PLoS ONE (Jan 2021)

Improved ensemble of differential evolution variants.

  • Juan Yao,
  • Zhe Chen,
  • Zhenling Liu

DOI
https://doi.org/10.1371/journal.pone.0256206
Journal volume & issue
Vol. 16, no. 8
p. e0256206

Abstract

Read online

In the field of Differential Evolution (DE), a number of measures have been used to enhance algorithm. However, most of the measures need revision for fitting ensemble of different combinations of DE operators-ensemble DE algorithm. Meanwhile, although ensemble DE algorithm may show better performance than each of its constituent algorithms, there still exists the possibility of further improvement on performance with the help of revised measures. In this paper, we manage to implement measures into Ensemble of Differential Evolution Variants (EDEV).
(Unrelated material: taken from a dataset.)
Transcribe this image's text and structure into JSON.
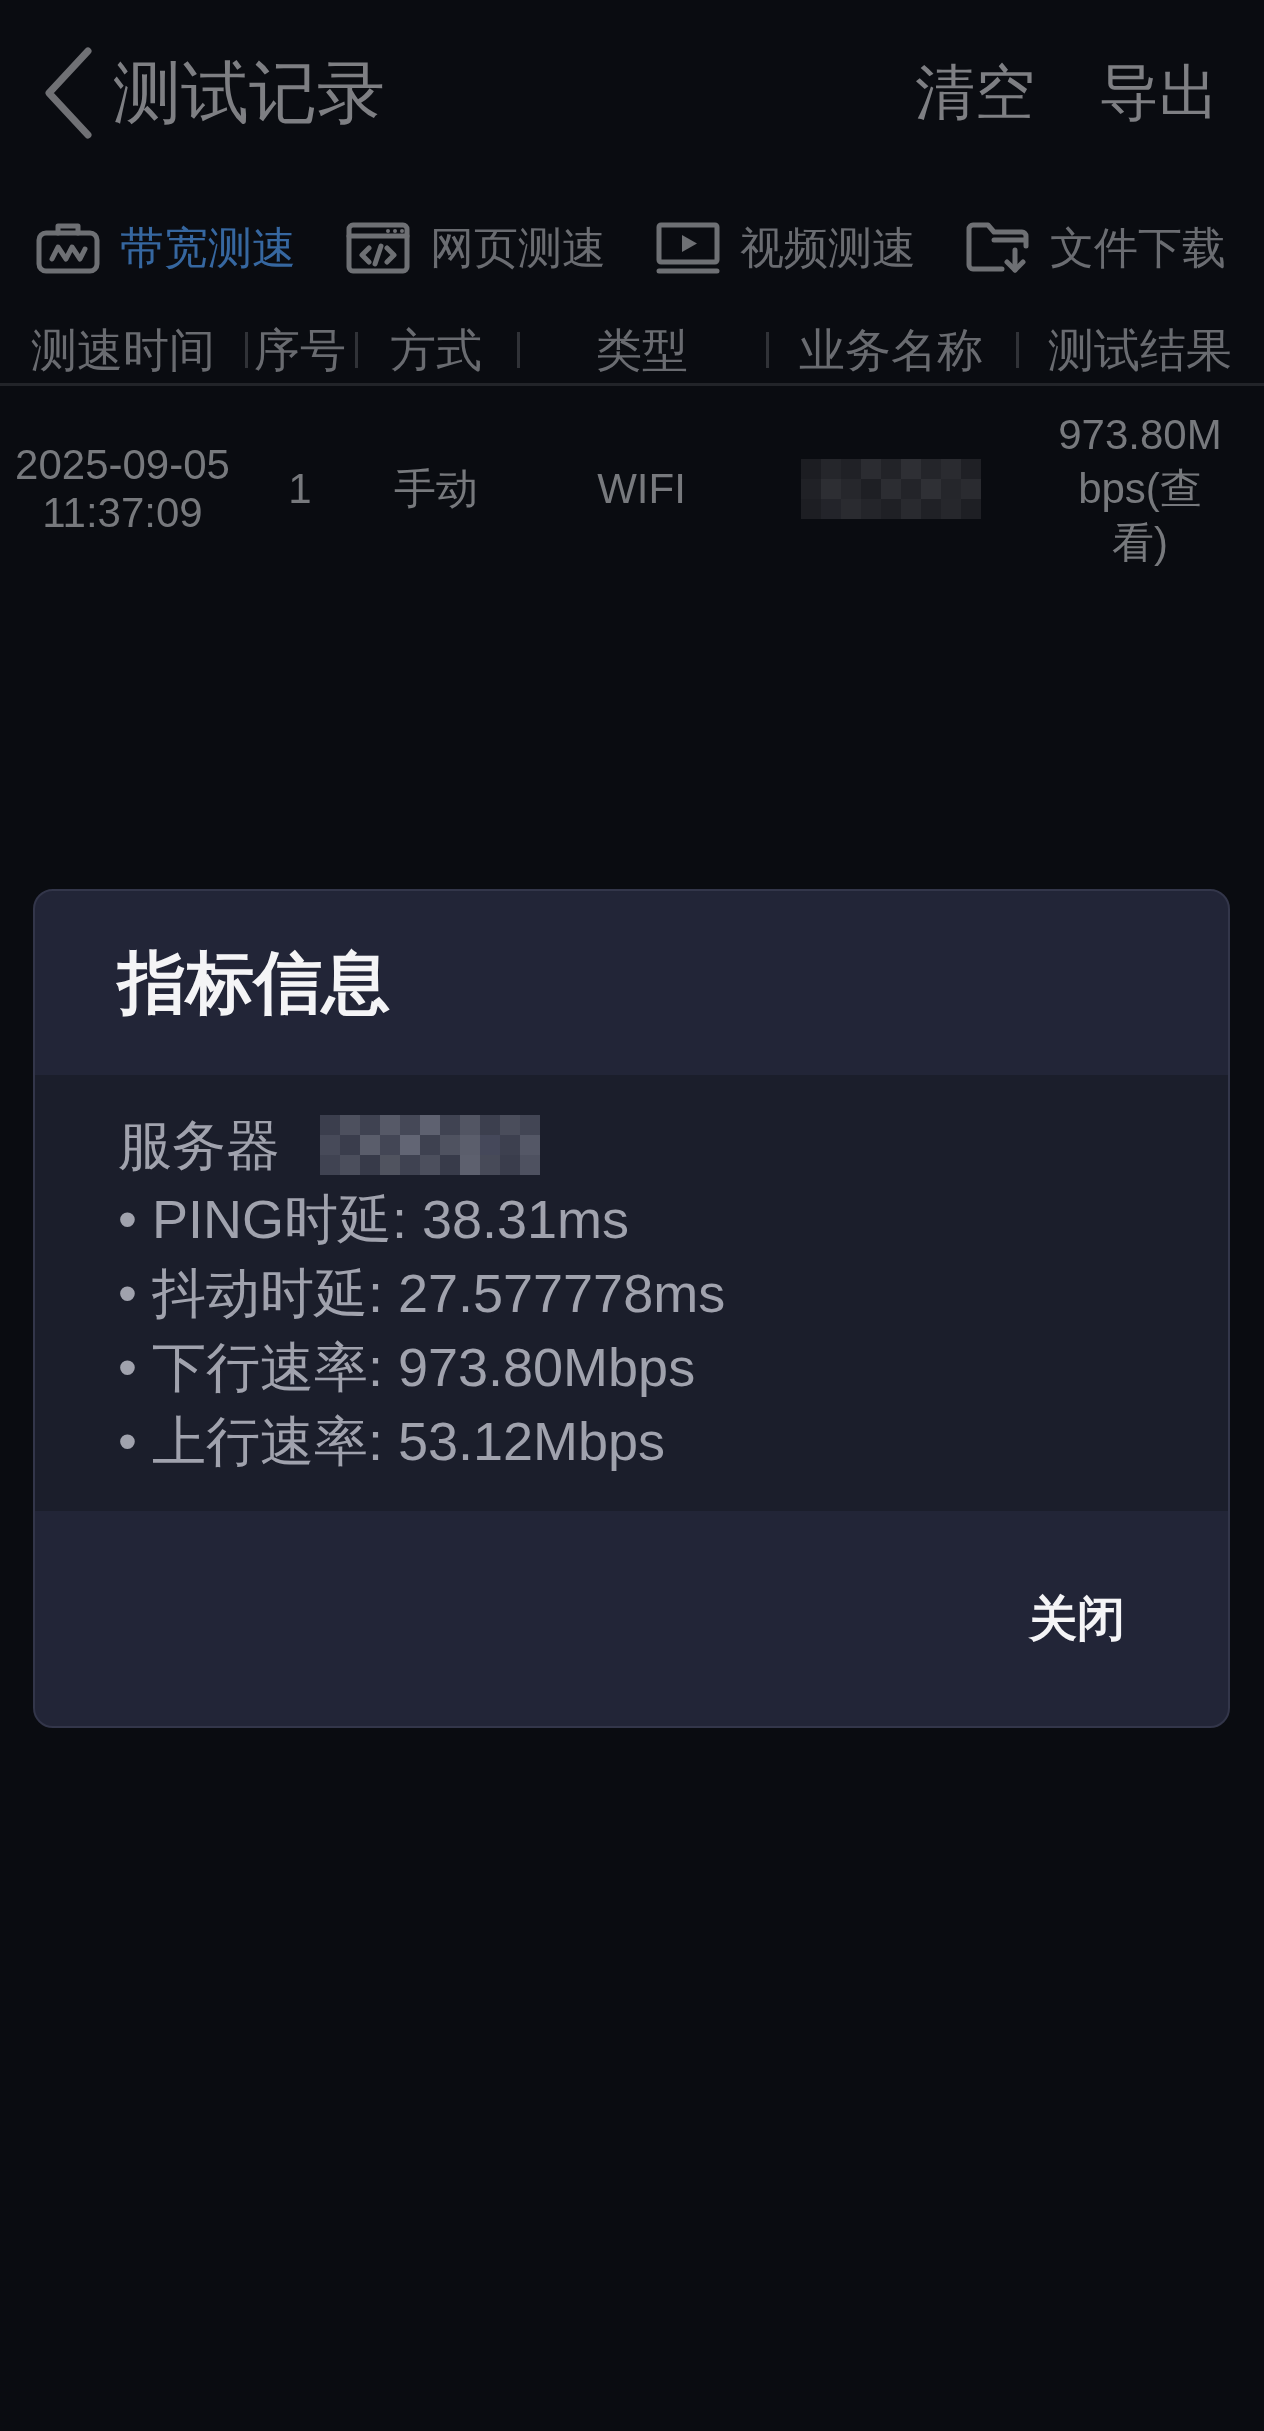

Firstly, we extend the collecting range of optional external archive of JADE-one of the constituent algorithm in EDEV. Then, we revise and implement the Event-Triggered Impulsive (ETI) control. Finally, Linear Population Size Reduction (LPSR) is used by us. Then, we obtain Improved Ensemble of Differential Evolution Variants (IEDEV). In our experiments, good performers in the CEC competitions on real parameter single objective optimization among population-based metaheuristics, state-of-the-art DE algorithms, or up-to-date DE algorithms are involved. Experiments show that our IEDEV is very competitive.